Sławomir Kamiński/Agencja Gazeta
Minister udający
Redaktor: Krystian Lurka
Data: 22.11.2021
Źródło: Menedżer Zdrowia/Krzysztof Bukiel
Tagi: | Krzysztof Bukiel |
– Wygląda na to, że pan minister tylko udawał, że nie wie, jak to jest naprawdę z zarobkami lekarzy. Robił to zapewne w tym celu, aby skompromitować medyków, którzy kontestowali negocjacje w tzw. Zespole Trójstronnym ds. Ochrony Zdrowia i nie zgadzali się z rządowym projektem ustawy o płacach minimalnych. Był to zatem cel stricte polityczny, nie merytoryczny – pisze Krzysztof Bukiel w „Menedżerze Zdrowia”.

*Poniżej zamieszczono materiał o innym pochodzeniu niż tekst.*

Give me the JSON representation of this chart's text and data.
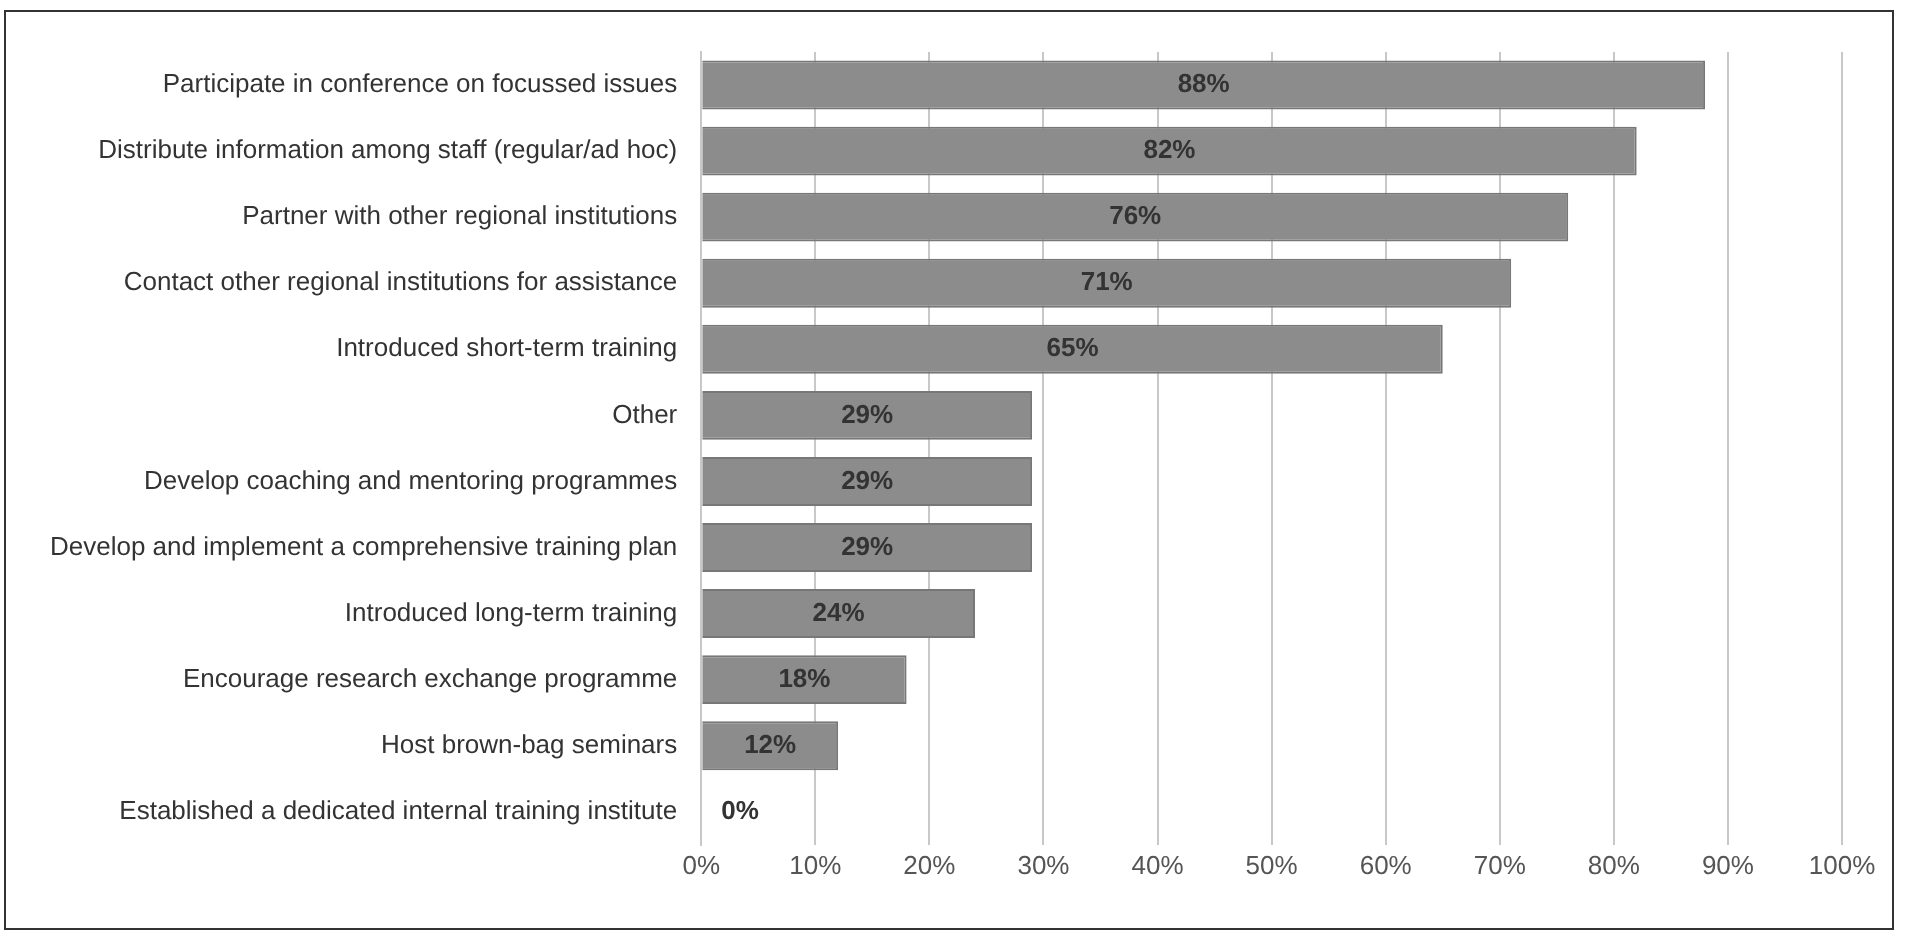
{
  "chart_data": {
    "type": "bar",
    "orientation": "horizontal",
    "categories": [
      "Participate in conference on focussed issues",
      "Distribute information among staff (regular/ad hoc)",
      "Partner with other regional institutions",
      "Contact other regional institutions for assistance",
      "Introduced short-term training",
      "Other",
      "Develop coaching and mentoring programmes",
      "Develop and implement a comprehensive training plan",
      "Introduced long-term training",
      "Encourage research exchange programme",
      "Host brown-bag seminars",
      "Established a dedicated internal training institute"
    ],
    "values": [
      88,
      82,
      76,
      71,
      65,
      29,
      29,
      29,
      24,
      18,
      12,
      0
    ],
    "value_labels": [
      "88%",
      "82%",
      "76%",
      "71%",
      "65%",
      "29%",
      "29%",
      "29%",
      "24%",
      "18%",
      "12%",
      "0%"
    ],
    "color": "#8c8c8c",
    "xlim": [
      0,
      100
    ],
    "xticks": [
      {
        "value": 0,
        "label": "0%"
      },
      {
        "value": 10,
        "label": "10%"
      },
      {
        "value": 20,
        "label": "20%"
      },
      {
        "value": 30,
        "label": "30%"
      },
      {
        "value": 40,
        "label": "40%"
      },
      {
        "value": 50,
        "label": "50%"
      },
      {
        "value": 60,
        "label": "60%"
      },
      {
        "value": 70,
        "label": "70%"
      },
      {
        "value": 80,
        "label": "80%"
      },
      {
        "value": 90,
        "label": "90%"
      },
      {
        "value": 100,
        "label": "100%"
      }
    ],
    "grid": "x",
    "legend": false
  }
}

Komentarz przewodniczącego Ogólnopolskiego Związku Zawodowego Lekarzy dr. Krzysztofa Bukiela:
– Jakiś czas temu minister zdrowia Adam Niedzielski zapowiadał wprowadzenie badania satysfakcji pacjentów leczonych w szpitalach – rzeczywiście, od 26 października ankieterzy NFZ dzwonią do wybranych pacjentów, którzy przebywali ostatnio w szpitalu, i zadają dziewięć pytań. Nie są to pytania o leczenie i jego skuteczność – uznano zapewne, że pacjenci nie są w stanie merytorycznie tego ocenić – ale o tzw. cechy miękkie usług medycznych, na przykład o jakość wyżywienia, czystość, ciszę nocną, komunikację personelu z pacjentem. Tak czy inaczej przyjęto, że warto wiedzieć, który szpital lepiej odpowiada na oczekiwania pacjentów, a który gorzej. Co więcej, zapowiedziano, że szpitale lepsze pod tym względem będą lepiej wynagradzane przez NFZ, a całe to przedsięwzięcie ma poprawić jakość i dostępność świadczeń.

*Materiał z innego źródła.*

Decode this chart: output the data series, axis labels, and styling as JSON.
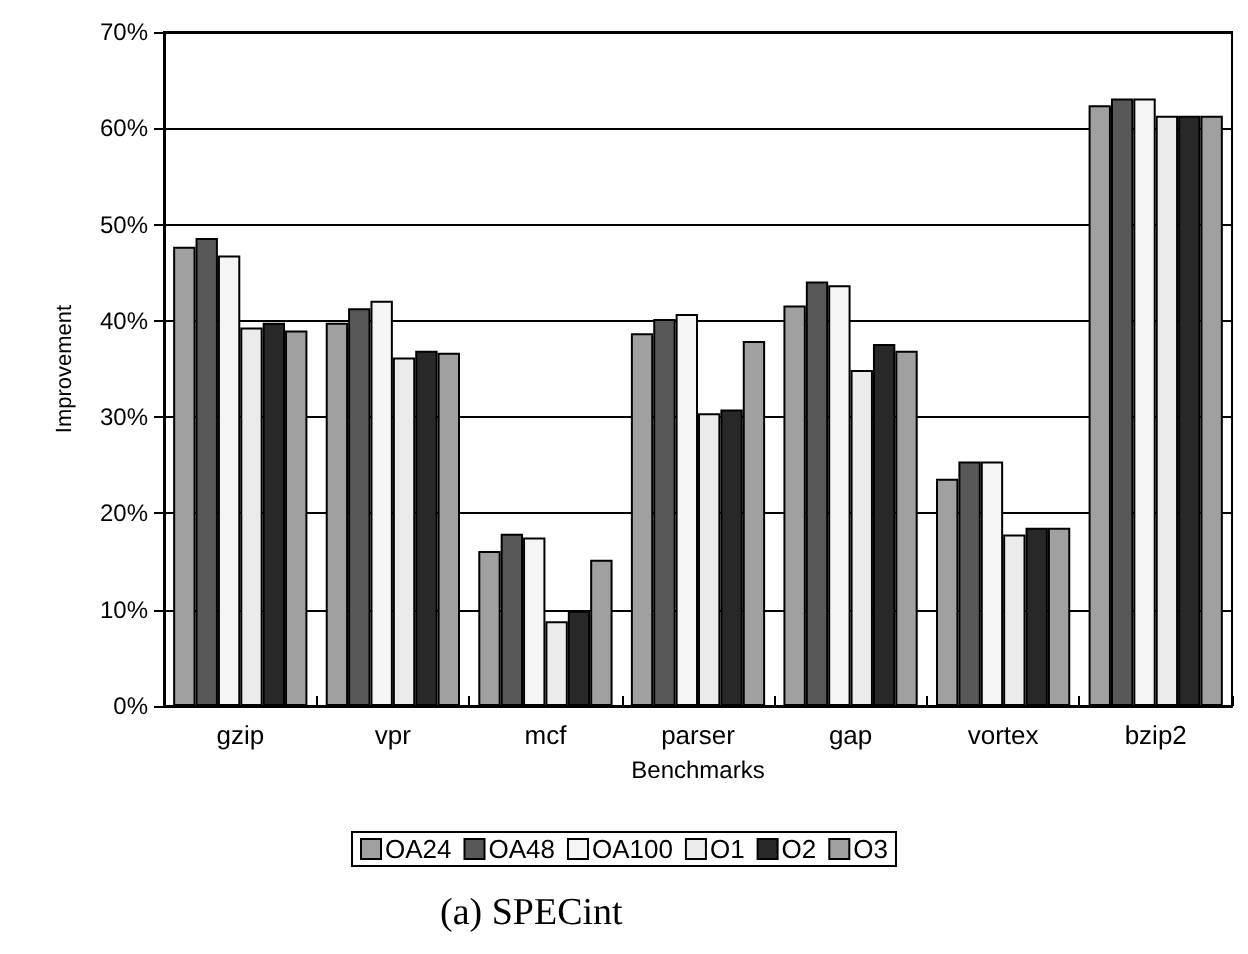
{
  "chart_data": {
    "type": "bar",
    "title": "(a) SPECint",
    "xlabel": "Benchmarks",
    "ylabel": "Improvement",
    "categories": [
      "gzip",
      "vpr",
      "mcf",
      "parser",
      "gap",
      "vortex",
      "bzip2"
    ],
    "series": [
      {
        "name": "OA24",
        "color": "#a0a0a0",
        "values": [
          47.7,
          39.8,
          16.1,
          38.7,
          41.6,
          23.6,
          62.4
        ]
      },
      {
        "name": "OA48",
        "color": "#585858",
        "values": [
          48.6,
          41.3,
          17.9,
          40.2,
          44.1,
          25.4,
          63.1
        ]
      },
      {
        "name": "OA100",
        "color": "#f5f5f5",
        "values": [
          46.8,
          42.1,
          17.5,
          40.7,
          43.7,
          25.4,
          63.1
        ]
      },
      {
        "name": "O1",
        "color": "#ebebeb",
        "values": [
          39.3,
          36.2,
          8.8,
          30.4,
          34.9,
          17.8,
          61.3
        ]
      },
      {
        "name": "O2",
        "color": "#282828",
        "values": [
          39.8,
          36.9,
          9.9,
          30.8,
          37.6,
          18.5,
          61.3
        ]
      },
      {
        "name": "O3",
        "color": "#a0a0a0",
        "values": [
          39.0,
          36.7,
          15.2,
          37.9,
          36.9,
          18.5,
          61.3
        ]
      }
    ],
    "ylim": [
      0,
      70
    ],
    "yticks": [
      {
        "value": 0,
        "label": "0%"
      },
      {
        "value": 10,
        "label": "10%"
      },
      {
        "value": 20,
        "label": "20%"
      },
      {
        "value": 30,
        "label": "30%"
      },
      {
        "value": 40,
        "label": "40%"
      },
      {
        "value": 50,
        "label": "50%"
      },
      {
        "value": 60,
        "label": "60%"
      },
      {
        "value": 70,
        "label": "70%"
      }
    ],
    "grid": "y",
    "legend": "bottom"
  }
}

Idea słuszna, ale pojawiają się pewne wątpliwości. Jej realizacja oznacza bowiem przyznanie, że lepsze szpitale powinny zarabiać więcej, a gorsze mniej. Jest to ni mniej, ni więcej tylko powielenie rynkowych zasad i mechanizmów, które minister zdrowia – jako lojalny członek rządu – oficjalnie odrzuca w ochronie zdrowia. Fakt, że takie ankiety wprowadza się odgórnie, oznacza, że minister nie ma nadziei, że szpitale zrobią to z własnej inicjatywy w trosce o poprawę jakości swoich usług, jak często postępują firmy działające rynkowo. Minister przyznaje zatem, że działanie „dla misji” nie skłoni szpitali do samodzielnego podnoszenia jakości usług bez ingerencji „z góry”.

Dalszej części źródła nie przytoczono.